Combining discretionary trading, risk management and ML as an art

October 9th, 2017, 05:51 PM

I am learning the Weka program via the MOCC (free courses)
The program comes from a New Zealand University of Waikato.

There are 3 courses:
Data Mining with Weka
More Data Mining with Weka
Advanced Data Mining with Weka.

The purpose of this thread is to gather thoughts on doing data mining for trading which seems to be a sparsely covered topic.

Department of Computer Science
University of Waikato, New Zealand
https://www.cs.waikato.ac.nz/

Class1.2

Slides (PDF):
https://goo.gl/IGzlrn

https://twitter.com/WekaMOOC
Data Mining with Weka

Table of Contents
1. summary of findings in using datamining for predictive trading

October 9th, 2017, 06:13 PM

In the second course
More Data Mining with Weka (4.5: Counting the cost)

There is an example of a credit file with 1000 instances (this would represent 1000 people applying for loans).

The cost of a rejecting a good credit risk (a mis-classifcation) is considered to be 1/5 of the cost of accepting a bad credit risk. (so a missed opportunity is 1/5 of making a bad decision)

Using one ML algorithm (J48) without consideration to cost you could correctly select 70%
and missing a good application cost you $1000
and accepting a bad application costs you $5000
you would have total costs of $1,027,000 on 1000 applications.

(I multiplied the $1 and $5 by $1000)
--------------
If you apply a cost matrix to the prb then the ML minimizes total costs by sacrificing total correct for less bad applications accepted.

October 9th, 2017, 06:37 PM

how the above post might connect to trading:

For traders with limited capital

the cost of taking a setup that turns to a costly loss can be higher than
the cost of not taking a setup that would have given a small profit

More experienced traders realize you cannot just set a stop whereever you like eg 1:5 W:L size ratio. Where a stop can be placed is a function of the instrument the place in the price movement and many other factors.

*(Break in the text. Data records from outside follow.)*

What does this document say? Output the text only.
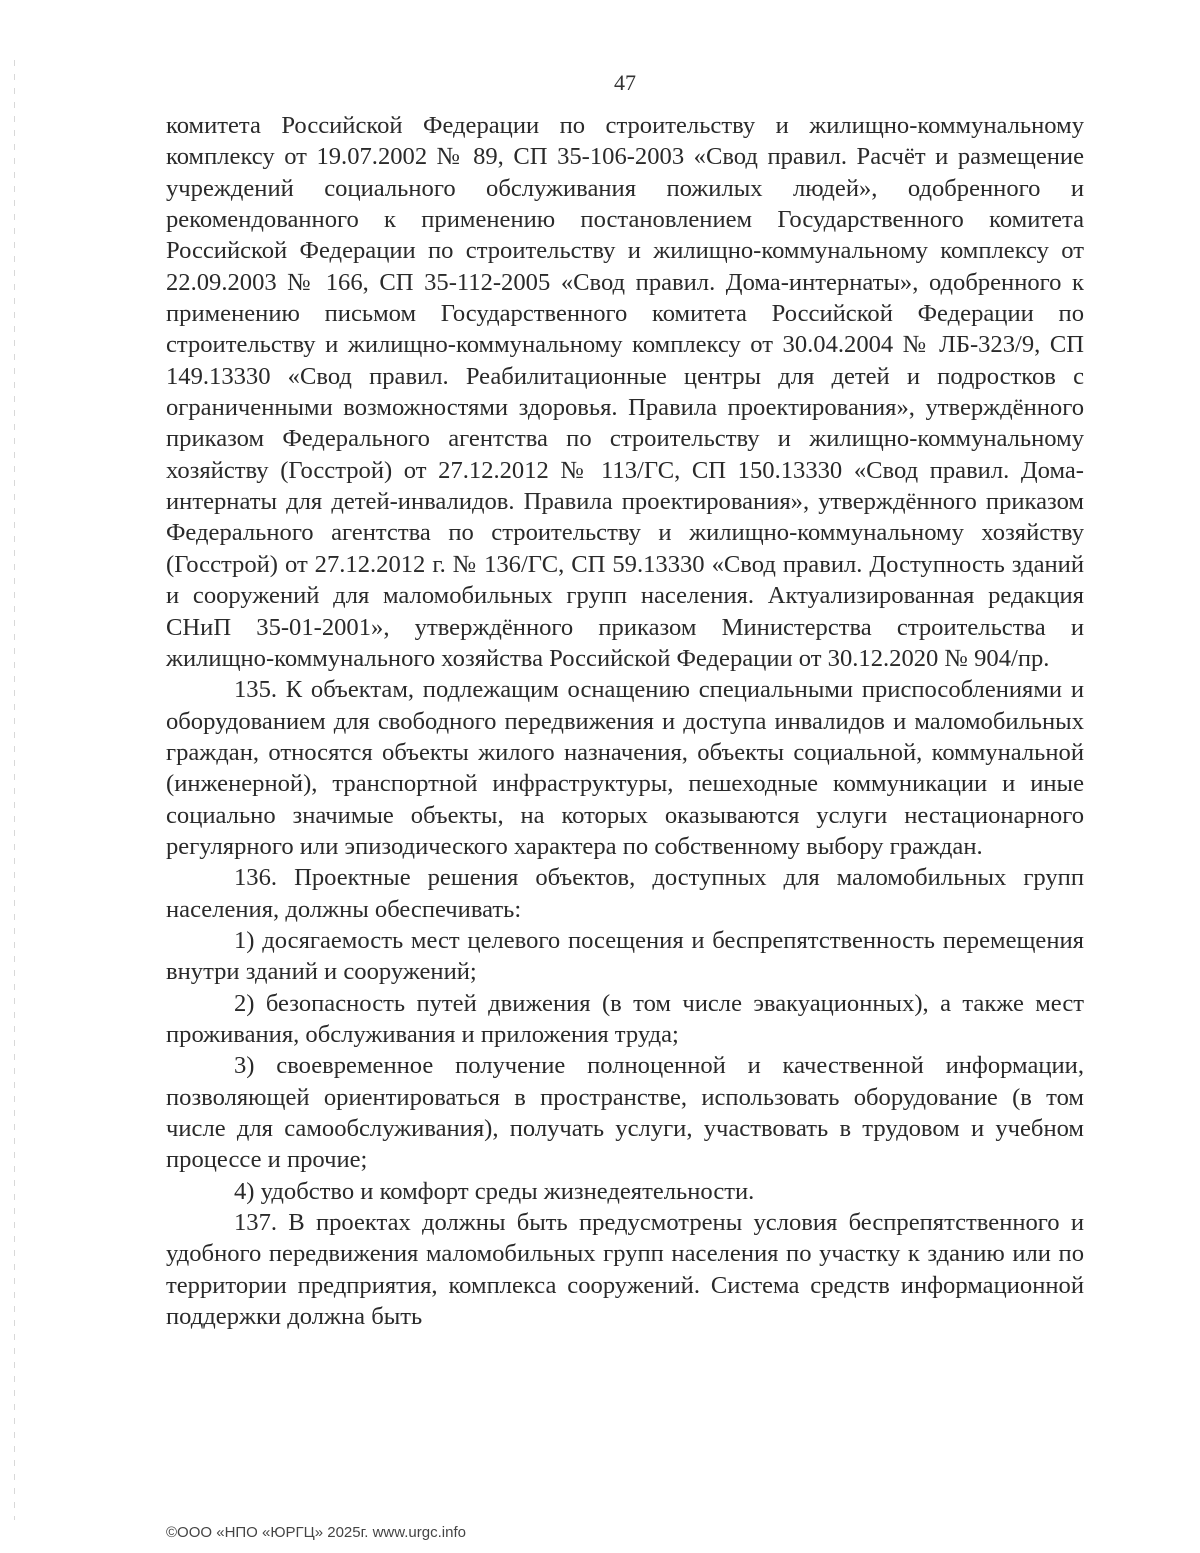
47

комитета Российской Федерации по строительству и жилищно-коммунальному комплексу от 19.07.2002 № 89, СП 35-106-2003 «Свод правил. Расчёт и размещение учреждений социального обслуживания пожилых людей», одобренного и рекомендованного к применению постановлением Государственного комитета Российской Федерации по строительству и жилищно-коммунальному комплексу от 22.09.2003 № 166, СП 35-112-2005 «Свод правил. Дома-интернаты», одобренного к применению письмом Государственного комитета Российской Федерации по строительству и жилищно-коммунальному комплексу от 30.04.2004 № ЛБ-323/9, СП 149.13330 «Свод правил. Реабилитационные центры для детей и подростков с ограниченными возможностями здоровья. Правила проектирования», утверждённого приказом Федерального агентства по строительству и жилищно-коммунальному хозяйству (Госстрой) от 27.12.2012 № 113/ГС, СП 150.13330 «Свод правил. Дома-интернаты для детей-инвалидов. Правила проектирования», утверждённого приказом Федерального агентства по строительству и жилищно-коммунальному хозяйству (Госстрой) от 27.12.2012 г. № 136/ГС, СП 59.13330 «Свод правил. Доступность зданий и сооружений для маломобильных групп населения. Актуализированная редакция СНиП 35-01-2001», утверждённого приказом Министерства строительства и жилищно-коммунального хозяйства Российской Федерации от 30.12.2020 № 904/пр.

135. К объектам, подлежащим оснащению специальными приспособлениями и оборудованием для свободного передвижения и доступа инвалидов и маломобильных граждан, относятся объекты жилого назначения, объекты социальной, коммунальной (инженерной), транспортной инфраструктуры, пешеходные коммуникации и иные социально значимые объекты, на которых оказываются услуги нестационарного регулярного или эпизодического характера по собственному выбору граждан.

136. Проектные решения объектов, доступных для маломобильных групп населения, должны обеспечивать:

1) досягаемость мест целевого посещения и беспрепятственность перемещения внутри зданий и сооружений;

2) безопасность путей движения (в том числе эвакуационных), а также мест проживания, обслуживания и приложения труда;

3) своевременное получение полноценной и качественной информации, позволяющей ориентироваться в пространстве, использовать оборудование (в том числе для самообслуживания), получать услуги, участвовать в трудовом и учебном процессе и прочие;

4) удобство и комфорт среды жизнедеятельности.

137. В проектах должны быть предусмотрены условия беспрепятственного и удобного передвижения маломобильных групп населения по участку к зданию или по территории предприятия, комплекса сооружений. Система средств информационной поддержки должна быть

©ООО «НПО «ЮРГЦ» 2025г. www.urgc.info
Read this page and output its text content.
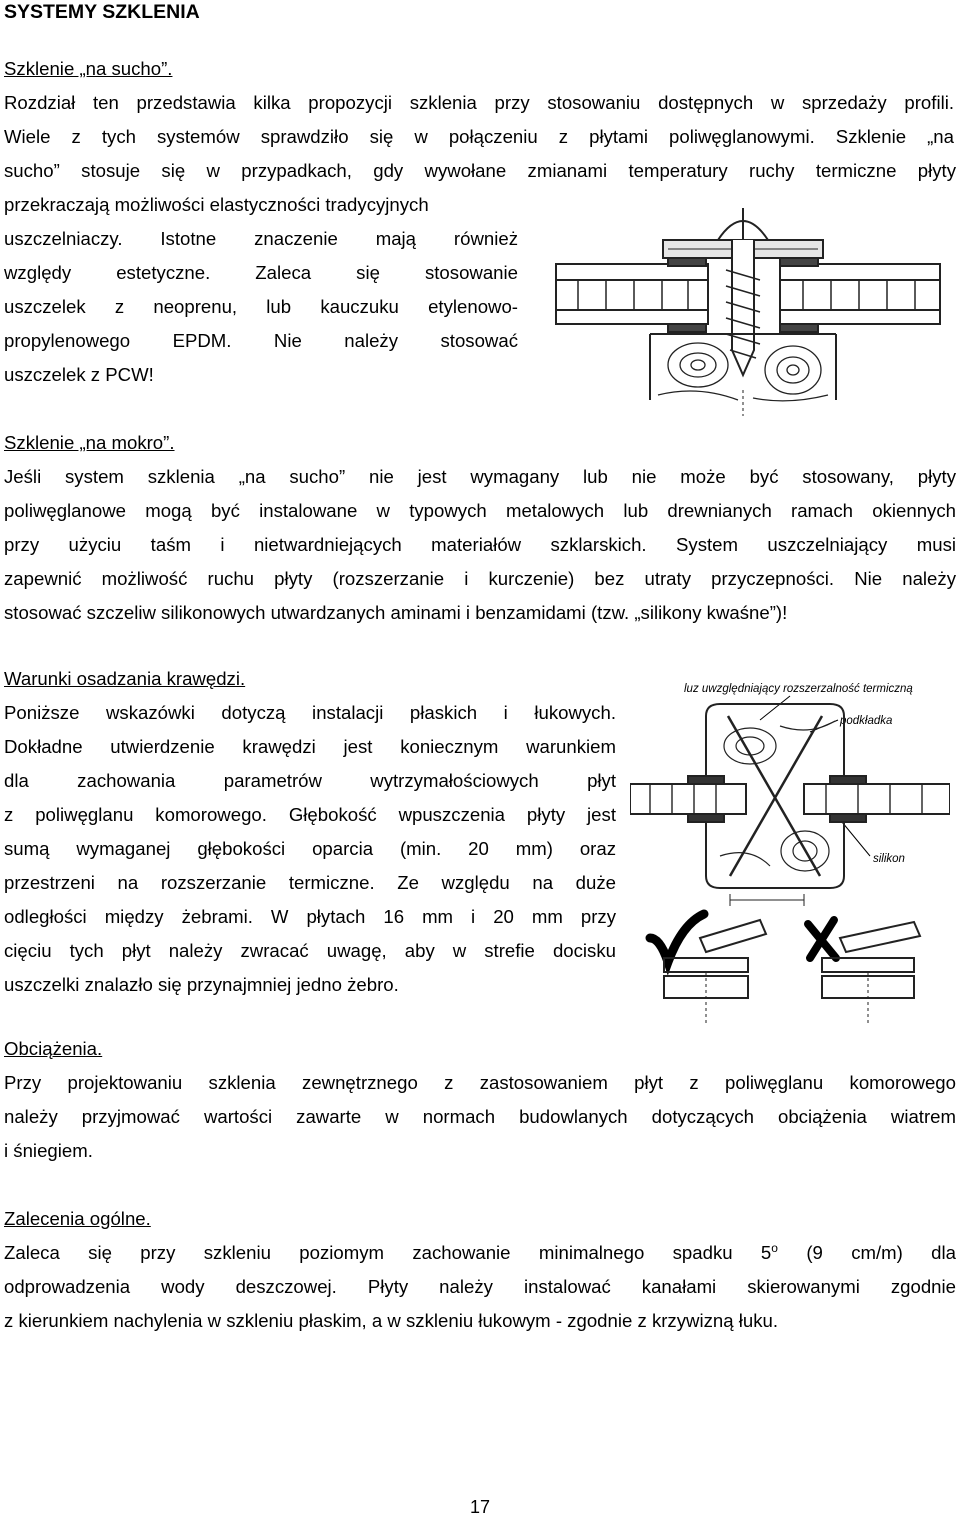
SYSTEMY SZKLENIA
Szklenie „na sucho”.
Rozdział ten przedstawia kilka propozycji szklenia przy stosowaniu dostępnych w sprzedaży profili.
Wiele z tych systemów sprawdziło się w połączeniu z płytami poliwęglanowymi. Szklenie „na
sucho” stosuje się w przypadkach, gdy wywołane zmianami temperatury ruchy termiczne płyty
przekraczają możliwości elastyczności tradycyjnych
uszczelniaczy. Istotne znaczenie mają również
względy estetyczne. Zaleca się stosowanie
uszczelek z neoprenu, lub kauczuku etylenowo-
propylenowego EPDM. Nie należy stosować
uszczelek z PCW!
Szklenie „na mokro”.
Jeśli system szklenia „na sucho” nie jest wymagany lub nie może być stosowany, płyty
poliwęglanowe mogą być instalowane w typowych metalowych lub drewnianych ramach okiennych
przy użyciu taśm i nietwardniejących materiałów szklarskich. System uszczelniający musi
zapewnić możliwość ruchu płyty (rozszerzanie i kurczenie) bez utraty przyczepności. Nie należy
stosować szczeliw silikonowych utwardzanych aminami i benzamidami (tzw. „silikony kwaśne”)!
Warunki osadzania krawędzi.
Poniższe wskazówki dotyczą instalacji płaskich i łukowych.
Dokładne utwierdzenie krawędzi jest koniecznym warunkiem
dla zachowania parametrów wytrzymałościowych płyt
z poliwęglanu komorowego. Głębokość wpuszczenia płyty jest
sumą wymaganej głębokości oparcia (min. 20 mm) oraz
przestrzeni na rozszerzanie termiczne. Ze względu na duże
odległości między żebrami. W płytach 16 mm i 20 mm przy
cięciu tych płyt należy zwracać uwagę, aby w strefie docisku
uszczelki znalazło się przynajmniej jedno żebro.
luz uwzględniający rozszerzalność termiczną
podkładka
silikon
Obciążenia.
Przy projektowaniu szklenia zewnętrznego z zastosowaniem płyt z poliwęglanu komorowego
należy przyjmować wartości zawarte w normach budowlanych dotyczących obciążenia wiatrem
i śniegiem.
Zalecenia ogólne.
Zaleca się przy szkleniu poziomym zachowanie minimalnego spadku 5$^o$ (9 cm/m) dla
odprowadzenia wody deszczowej. Płyty należy instalować kanałami skierowanymi zgodnie
z kierunkiem nachylenia w szkleniu płaskim, a w szkleniu łukowym - zgodnie z krzywizną łuku.
17
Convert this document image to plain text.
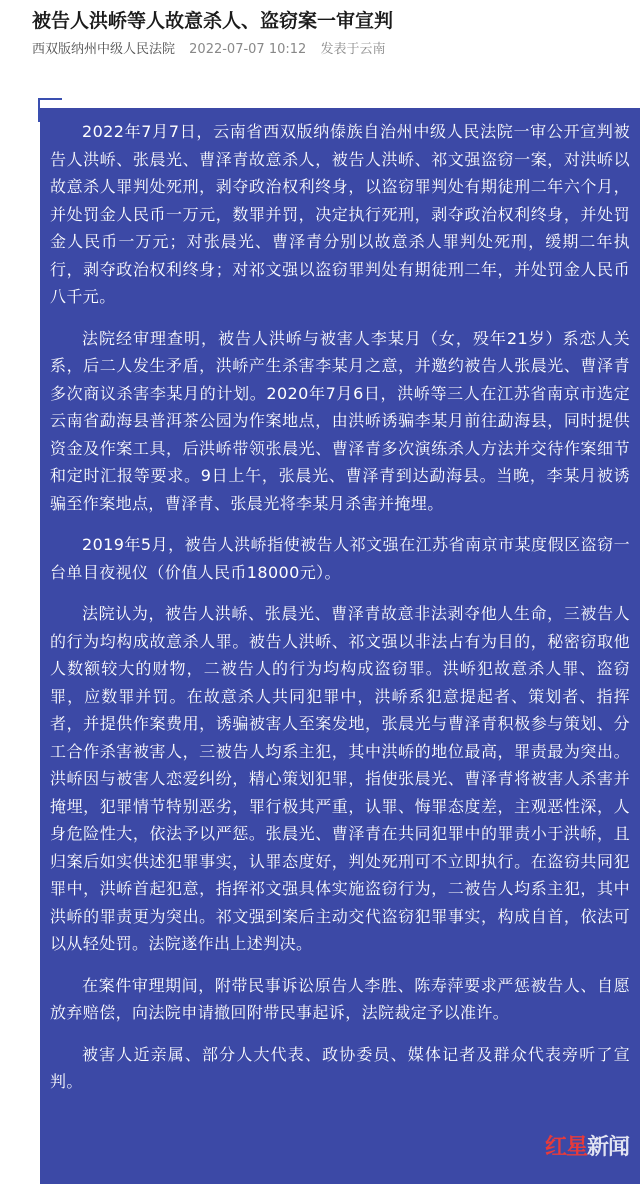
被告人洪峤等人故意杀人、盗窃案一审宣判
西双版纳州中级人民法院 2022-07-07 10:12 发表于云南

2022年7月7日，云南省西双版纳傣族自治州中级人民法院一审公开宣判被告人洪峤、张晨光、曹泽青故意杀人，被告人洪峤、祁文强盗窃一案，对洪峤以故意杀人罪判处死刑，剥夺政治权利终身，以盗窃罪判处有期徒刑二年六个月，并处罚金人民币一万元，数罪并罚，决定执行死刑，剥夺政治权利终身，并处罚金人民币一万元；对张晨光、曹泽青分别以故意杀人罪判处死刑，缓期二年执行，剥夺政治权利终身；对祁文强以盗窃罪判处有期徒刑二年，并处罚金人民币八千元。

法院经审理查明，被告人洪峤与被害人李某月（女，殁年21岁）系恋人关系，后二人发生矛盾，洪峤产生杀害李某月之意，并邀约被告人张晨光、曹泽青多次商议杀害李某月的计划。2020年7月6日，洪峤等三人在江苏省南京市选定云南省勐海县普洱茶公园为作案地点，由洪峤诱骗李某月前往勐海县，同时提供资金及作案工具，后洪峤带领张晨光、曹泽青多次演练杀人方法并交待作案细节和定时汇报等要求。9日上午，张晨光、曹泽青到达勐海县。当晚，李某月被诱骗至作案地点，曹泽青、张晨光将李某月杀害并掩埋。

2019年5月，被告人洪峤指使被告人祁文强在江苏省南京市某度假区盗窃一台单目夜视仪（价值人民币18000元）。

法院认为，被告人洪峤、张晨光、曹泽青故意非法剥夺他人生命，三被告人的行为均构成故意杀人罪。被告人洪峤、祁文强以非法占有为目的，秘密窃取他人数额较大的财物，二被告人的行为均构成盗窃罪。洪峤犯故意杀人罪、盗窃罪，应数罪并罚。在故意杀人共同犯罪中，洪峤系犯意提起者、策划者、指挥者，并提供作案费用，诱骗被害人至案发地，张晨光与曹泽青积极参与策划、分工合作杀害被害人，三被告人均系主犯，其中洪峤的地位最高，罪责最为突出。洪峤因与被害人恋爱纠纷，精心策划犯罪，指使张晨光、曹泽青将被害人杀害并掩埋，犯罪情节特别恶劣，罪行极其严重，认罪、悔罪态度差，主观恶性深，人身危险性大，依法予以严惩。张晨光、曹泽青在共同犯罪中的罪责小于洪峤，且归案后如实供述犯罪事实，认罪态度好，判处死刑可不立即执行。在盗窃共同犯罪中，洪峤首起犯意，指挥祁文强具体实施盗窃行为，二被告人均系主犯，其中洪峤的罪责更为突出。祁文强到案后主动交代盗窃犯罪事实，构成自首，依法可以从轻处罚。法院遂作出上述判决。

在案件审理期间，附带民事诉讼原告人李胜、陈寿萍要求严惩被告人、自愿放弃赔偿，向法院申请撤回附带民事起诉，法院裁定予以准许。

被害人近亲属、部分人大代表、政协委员、媒体记者及群众代表旁听了宣判。

红星新闻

If stops are too tight for these factors you keep getting stopped out quickly. - dying a death of a thousand cuts.

However different setups in your arsenal can have different:

expectations of working out
amount that they produce

So I see a potential analogy to the above post. The cost of losing is much higher than not winning =missing out on an opportunity.

Many losses of $500 in a row (or a high percentage of them to wins) can quickly knock out a small capital trader.
It would be like a small new startup bank with limited capital -they just can take too many losses at the start until they build up their capital. They are better to pass on doubtful setups.

Also it is psychologically expensive eroding your confidence.

October 9th, 2017, 06:40 PM

Why not add to one of the existing big discussion threads in the Elite Automated Trading section?

Mike

October 9th, 2017, 06:50 PM

So this is why I made this thread. I don't see using ML for trading as a simple throw numbers in the top and turn the crank. One needs to understand the complexity of trading to intelligently apply ML to it.

That is the reason I am working slowly through the course. I am trying to pause and think of examples of its application and mis-application. I see a danger in just rushing into applying ML without knowing the dangers and limitations.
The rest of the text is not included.